La proprietaria di un appartamento facente parte di un condominio, lamentava che la confinante avesse aperto una portafinestra nel proprio appartamento e realizzato dinanzi a detta porta-finestra un balcone di forma trapezoidale che insisteva sul chiostro condominiale. In particolare, l’attrice lamentava che detta costruzione avesse leso il suo diritto di proprietà, perché violava i limiti legali stabiliti dal codice civile in materia di vedute e di distanze, posto che la convenuta aveva la possibilità di affacciarsi sul balcone a guardare all’interno dell’appartamento di sua proprietà ed in particolare nel bagno. Inoltre, parte attrice motivava la propria posizione sostenendo che il balcone ledeva altresì la sua privacy. In considerazione di ciò, aveva chiesto al giudice romano di ordinare che il balcone venisse demolito e che la convenuta venisse condannata al risarcimento dei danni.

La proprietaria dell’appartamento dove era stato realizzato il balcone oggetto di causa, si costituiva in giudizio sostenendo che tale manufatto era già stato realizzato molti anni prima e che ella aveva acquistato l’appartamento con il balcone già annesso ed evidenziava come in ogni caso dovesse tenersi in considerazione che il balcone si trovava in seno ad un condominio. La convenuta evidenziava inoltre che si era configurata una servitù di veduta per usucapione, in considerazione del fatto che il balcone era stato realizzato da oltre vent’anni prima dell’inizio della causa.

La decisione del Tribunale

Il tribunale di Roma ha preliminarmente rilevato come il balcone fosse stato realizzato all’interno di un condominio e come entrambe le parti fossero proprietarie di appartamenti facenti parte del medesimo, conseguentemente come il manufatto oggetto di contestazione incidesse su beni comuni (cioè la facciata dell’edificio condominiale).

Per quanto riguarda il primo motivo su cui si fonda la domanda introdotta da parte attrice, il giudice lo ha ritenuto infondato, in considerazione del fatto che, attraverso la costruzione del balcone e della portafinestra, non è stata realizzata alcuna nuova veduta a danno di parte attrice. Secondo il giudice romano, infatti, si può parlare di veduta soltanto nel caso in cui l’apertura realizzata, oltre che di vedere e guardare frontalmente, permette ad una persona di media altezza anche di affacciarsi e quindi di guardare in maniera laterale ed obliqua sul fondo altrui.

Nel caso oggetto di controversia, invece, il balcone ha permesso soltanto di avvicinare l’apertura realizzata dalla convenuta sulla facciata, la quale però deve essere qualificata come luce in considerazione del fatto che la finestra dispone di un’inferriata che non permette di potersi affacciare dalla finestra medesima. In altri termini, secondo il giudice, il manufatto realizzato da parte attrice permette soltanto di dare maggiore aria e luce al proprio appartamento, ma non permette di mettere la testa fuori, anche in considerazione del fatto che è presente un’inferriata alla finestra e manca un’intercapedine: per tali ragioni, tale apertura si può qualificare come luce e non come veduta.

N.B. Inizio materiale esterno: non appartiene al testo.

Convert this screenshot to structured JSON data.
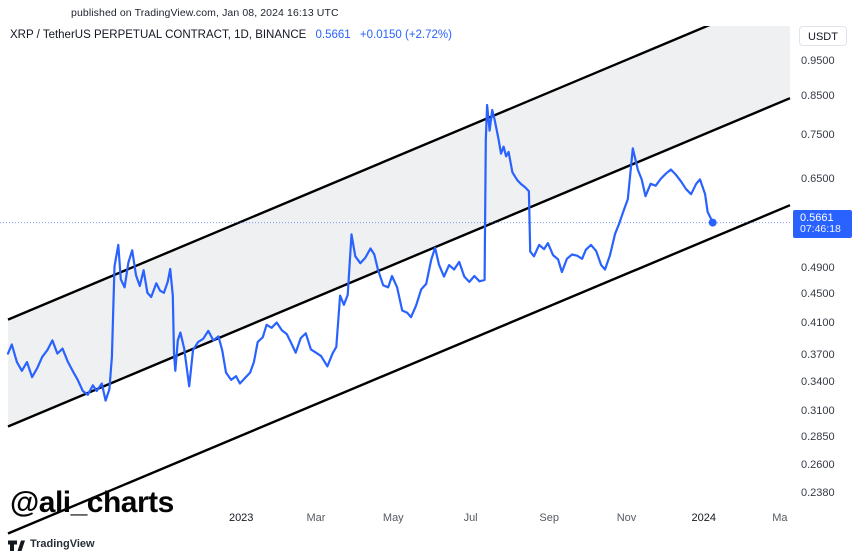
{
  "header": {
    "published": "published on TradingView.com, Jan 08, 2024 16:13 UTC",
    "symbol": "XRP / TetherUS PERPETUAL CONTRACT, 1D, BINANCE",
    "price": "0.5661",
    "change": "+0.0150 (+2.72%)"
  },
  "currency_button": {
    "label": "USDT"
  },
  "badge": {
    "price": "0.5661",
    "countdown": "07:46:18"
  },
  "watermark": {
    "text": "@ali_charts"
  },
  "footer": {
    "brand": "TradingView"
  },
  "colors": {
    "accent": "#2962ff",
    "channel": "#000000",
    "band": "#eef0f2",
    "badge_bg": "#2962ff"
  },
  "chart_data": {
    "type": "line",
    "symbol": "XRP / TetherUS Perpetual Contract",
    "exchange": "BINANCE",
    "interval": "1D",
    "quote_currency": "USDT",
    "last_price": 0.5661,
    "change_abs": 0.015,
    "change_pct": 2.72,
    "scale": "log",
    "grid": false,
    "x_range": [
      "2022-07-01",
      "2024-03-09"
    ],
    "y_range": [
      0.21,
      1.056
    ],
    "price_ticks": [
      0.95,
      0.85,
      0.75,
      0.65,
      0.49,
      0.45,
      0.41,
      0.37,
      0.34,
      0.31,
      0.285,
      0.26,
      0.238
    ],
    "x_ticks": [
      {
        "text": "2023",
        "date": "2023-01-01",
        "year": true
      },
      {
        "text": "Mar",
        "date": "2023-03-01",
        "year": false
      },
      {
        "text": "May",
        "date": "2023-05-01",
        "year": false
      },
      {
        "text": "Jul",
        "date": "2023-07-01",
        "year": false
      },
      {
        "text": "Sep",
        "date": "2023-09-01",
        "year": false
      },
      {
        "text": "Nov",
        "date": "2023-11-01",
        "year": false
      },
      {
        "text": "2024",
        "date": "2024-01-01",
        "year": true
      },
      {
        "text": "Ma",
        "date": "2024-03-01",
        "year": false
      }
    ],
    "channel": {
      "x": [
        "2022-07-01",
        "2024-03-09"
      ],
      "lines": {
        "top": [
          0.4148,
          1.188
        ],
        "middle": [
          0.2945,
          0.8433
        ],
        "bottom": [
          0.209,
          0.5985
        ]
      },
      "fill_between": [
        "top",
        "middle"
      ]
    },
    "series": [
      [
        "2022-07-01",
        0.372
      ],
      [
        "2022-07-04",
        0.383
      ],
      [
        "2022-07-08",
        0.362
      ],
      [
        "2022-07-12",
        0.352
      ],
      [
        "2022-07-16",
        0.362
      ],
      [
        "2022-07-20",
        0.345
      ],
      [
        "2022-07-24",
        0.355
      ],
      [
        "2022-07-28",
        0.368
      ],
      [
        "2022-08-01",
        0.376
      ],
      [
        "2022-08-05",
        0.388
      ],
      [
        "2022-08-09",
        0.372
      ],
      [
        "2022-08-13",
        0.378
      ],
      [
        "2022-08-17",
        0.363
      ],
      [
        "2022-08-21",
        0.352
      ],
      [
        "2022-08-25",
        0.342
      ],
      [
        "2022-08-29",
        0.33
      ],
      [
        "2022-09-02",
        0.326
      ],
      [
        "2022-09-06",
        0.336
      ],
      [
        "2022-09-09",
        0.33
      ],
      [
        "2022-09-13",
        0.338
      ],
      [
        "2022-09-16",
        0.32
      ],
      [
        "2022-09-19",
        0.332
      ],
      [
        "2022-09-21",
        0.368
      ],
      [
        "2022-09-23",
        0.492
      ],
      [
        "2022-09-26",
        0.527
      ],
      [
        "2022-09-28",
        0.472
      ],
      [
        "2022-10-01",
        0.46
      ],
      [
        "2022-10-04",
        0.498
      ],
      [
        "2022-10-07",
        0.518
      ],
      [
        "2022-10-10",
        0.478
      ],
      [
        "2022-10-13",
        0.462
      ],
      [
        "2022-10-16",
        0.486
      ],
      [
        "2022-10-19",
        0.452
      ],
      [
        "2022-10-22",
        0.446
      ],
      [
        "2022-10-26",
        0.466
      ],
      [
        "2022-10-29",
        0.455
      ],
      [
        "2022-11-01",
        0.452
      ],
      [
        "2022-11-04",
        0.468
      ],
      [
        "2022-11-06",
        0.488
      ],
      [
        "2022-11-08",
        0.448
      ],
      [
        "2022-11-09",
        0.372
      ],
      [
        "2022-11-10",
        0.352
      ],
      [
        "2022-11-12",
        0.388
      ],
      [
        "2022-11-14",
        0.398
      ],
      [
        "2022-11-17",
        0.378
      ],
      [
        "2022-11-21",
        0.335
      ],
      [
        "2022-11-24",
        0.376
      ],
      [
        "2022-11-28",
        0.386
      ],
      [
        "2022-12-02",
        0.39
      ],
      [
        "2022-12-06",
        0.4
      ],
      [
        "2022-12-10",
        0.388
      ],
      [
        "2022-12-14",
        0.393
      ],
      [
        "2022-12-17",
        0.376
      ],
      [
        "2022-12-20",
        0.35
      ],
      [
        "2022-12-24",
        0.342
      ],
      [
        "2022-12-28",
        0.346
      ],
      [
        "2022-12-31",
        0.338
      ],
      [
        "2023-01-04",
        0.344
      ],
      [
        "2023-01-08",
        0.35
      ],
      [
        "2023-01-11",
        0.362
      ],
      [
        "2023-01-14",
        0.386
      ],
      [
        "2023-01-18",
        0.392
      ],
      [
        "2023-01-21",
        0.408
      ],
      [
        "2023-01-25",
        0.404
      ],
      [
        "2023-01-29",
        0.411
      ],
      [
        "2023-02-02",
        0.401
      ],
      [
        "2023-02-06",
        0.396
      ],
      [
        "2023-02-10",
        0.383
      ],
      [
        "2023-02-13",
        0.373
      ],
      [
        "2023-02-17",
        0.391
      ],
      [
        "2023-02-21",
        0.397
      ],
      [
        "2023-02-25",
        0.377
      ],
      [
        "2023-03-01",
        0.373
      ],
      [
        "2023-03-05",
        0.369
      ],
      [
        "2023-03-10",
        0.357
      ],
      [
        "2023-03-14",
        0.372
      ],
      [
        "2023-03-17",
        0.38
      ],
      [
        "2023-03-20",
        0.448
      ],
      [
        "2023-03-23",
        0.435
      ],
      [
        "2023-03-26",
        0.449
      ],
      [
        "2023-03-29",
        0.545
      ],
      [
        "2023-04-01",
        0.508
      ],
      [
        "2023-04-05",
        0.497
      ],
      [
        "2023-04-09",
        0.506
      ],
      [
        "2023-04-13",
        0.521
      ],
      [
        "2023-04-16",
        0.511
      ],
      [
        "2023-04-19",
        0.486
      ],
      [
        "2023-04-23",
        0.463
      ],
      [
        "2023-04-27",
        0.46
      ],
      [
        "2023-04-30",
        0.477
      ],
      [
        "2023-05-04",
        0.46
      ],
      [
        "2023-05-08",
        0.427
      ],
      [
        "2023-05-12",
        0.424
      ],
      [
        "2023-05-15",
        0.418
      ],
      [
        "2023-05-19",
        0.434
      ],
      [
        "2023-05-23",
        0.457
      ],
      [
        "2023-05-27",
        0.465
      ],
      [
        "2023-05-31",
        0.503
      ],
      [
        "2023-06-03",
        0.522
      ],
      [
        "2023-06-06",
        0.495
      ],
      [
        "2023-06-10",
        0.476
      ],
      [
        "2023-06-14",
        0.494
      ],
      [
        "2023-06-18",
        0.487
      ],
      [
        "2023-06-22",
        0.499
      ],
      [
        "2023-06-26",
        0.476
      ],
      [
        "2023-06-30",
        0.468
      ],
      [
        "2023-07-04",
        0.477
      ],
      [
        "2023-07-08",
        0.469
      ],
      [
        "2023-07-12",
        0.471
      ],
      [
        "2023-07-13",
        0.738
      ],
      [
        "2023-07-14",
        0.825
      ],
      [
        "2023-07-16",
        0.76
      ],
      [
        "2023-07-18",
        0.812
      ],
      [
        "2023-07-20",
        0.786
      ],
      [
        "2023-07-23",
        0.74
      ],
      [
        "2023-07-25",
        0.706
      ],
      [
        "2023-07-27",
        0.722
      ],
      [
        "2023-07-29",
        0.7
      ],
      [
        "2023-07-31",
        0.71
      ],
      [
        "2023-08-03",
        0.665
      ],
      [
        "2023-08-07",
        0.648
      ],
      [
        "2023-08-10",
        0.64
      ],
      [
        "2023-08-13",
        0.634
      ],
      [
        "2023-08-16",
        0.626
      ],
      [
        "2023-08-17",
        0.516
      ],
      [
        "2023-08-20",
        0.508
      ],
      [
        "2023-08-24",
        0.527
      ],
      [
        "2023-08-28",
        0.52
      ],
      [
        "2023-08-31",
        0.53
      ],
      [
        "2023-09-04",
        0.51
      ],
      [
        "2023-09-08",
        0.503
      ],
      [
        "2023-09-11",
        0.483
      ],
      [
        "2023-09-15",
        0.504
      ],
      [
        "2023-09-19",
        0.511
      ],
      [
        "2023-09-23",
        0.509
      ],
      [
        "2023-09-27",
        0.504
      ],
      [
        "2023-09-30",
        0.519
      ],
      [
        "2023-10-04",
        0.527
      ],
      [
        "2023-10-08",
        0.517
      ],
      [
        "2023-10-12",
        0.494
      ],
      [
        "2023-10-15",
        0.487
      ],
      [
        "2023-10-19",
        0.51
      ],
      [
        "2023-10-23",
        0.546
      ],
      [
        "2023-10-26",
        0.563
      ],
      [
        "2023-10-30",
        0.59
      ],
      [
        "2023-11-02",
        0.61
      ],
      [
        "2023-11-06",
        0.718
      ],
      [
        "2023-11-10",
        0.67
      ],
      [
        "2023-11-13",
        0.65
      ],
      [
        "2023-11-16",
        0.616
      ],
      [
        "2023-11-20",
        0.641
      ],
      [
        "2023-11-24",
        0.637
      ],
      [
        "2023-11-28",
        0.651
      ],
      [
        "2023-12-02",
        0.662
      ],
      [
        "2023-12-06",
        0.671
      ],
      [
        "2023-12-10",
        0.66
      ],
      [
        "2023-12-14",
        0.646
      ],
      [
        "2023-12-18",
        0.63
      ],
      [
        "2023-12-22",
        0.62
      ],
      [
        "2023-12-26",
        0.641
      ],
      [
        "2023-12-29",
        0.65
      ],
      [
        "2024-01-02",
        0.62
      ],
      [
        "2024-01-04",
        0.586
      ],
      [
        "2024-01-06",
        0.576
      ],
      [
        "2024-01-08",
        0.5661
      ]
    ]
  }
}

In secondo luogo, il giudice ha ritenuto che neanche la normativa in materia di distanze fosse applicabile al caso di specie, in considerazione del fatto che il balcone è stato realizzato sul fondo finitimo, poiché la facciata dove è ancorato il balcone, da una parte, costituisce un lato del balcone e, dall’altra parte, costituisce muro di confine dell’appartamento di parte attrice.

 

Dopo aver rigettato, quindi, il primo motivo di doglianza dell’attrice, il tribunale, in considerazione del fatto che il balcone era stato realizzato su un bene condominiale e che conseguentemente ha comportato un uso più intenso di tale bene a favore di parte attrice, ha ritenuto opportuno valutare anche l’applicabilità delle norme in materia di servitù nei rapporti fra condomini.

Il giudice romano, a tal proposito, ha evidenziato come le norme sulle distanze e sulle vedute siano applicabili anche ai rapporti fra condomini solo quando esse siano compatibili con le disposizioni in materia di condominio; mentre, nel caso in cui tali disposizioni contrastino, le norme speciali in materia di condominio prevalgono su quelle in materia di distanze perdute, le quali ultime pertanto saranno inapplicabili. Sulla scorta di tale ragionamento, il tribunale romano ha ritenuto che, qualora l’uso del bene comune sia stato effettuato senza pregiudicare i diritti degli altri condomini e nel rispetto del regolamento condominiale, anche se l’opera in cui si sostanzia l’uso del bene comune sia stata realizzata senza il rispetto della normativa prevista in tema di distanze o vedute, tale opera è comunque legittima.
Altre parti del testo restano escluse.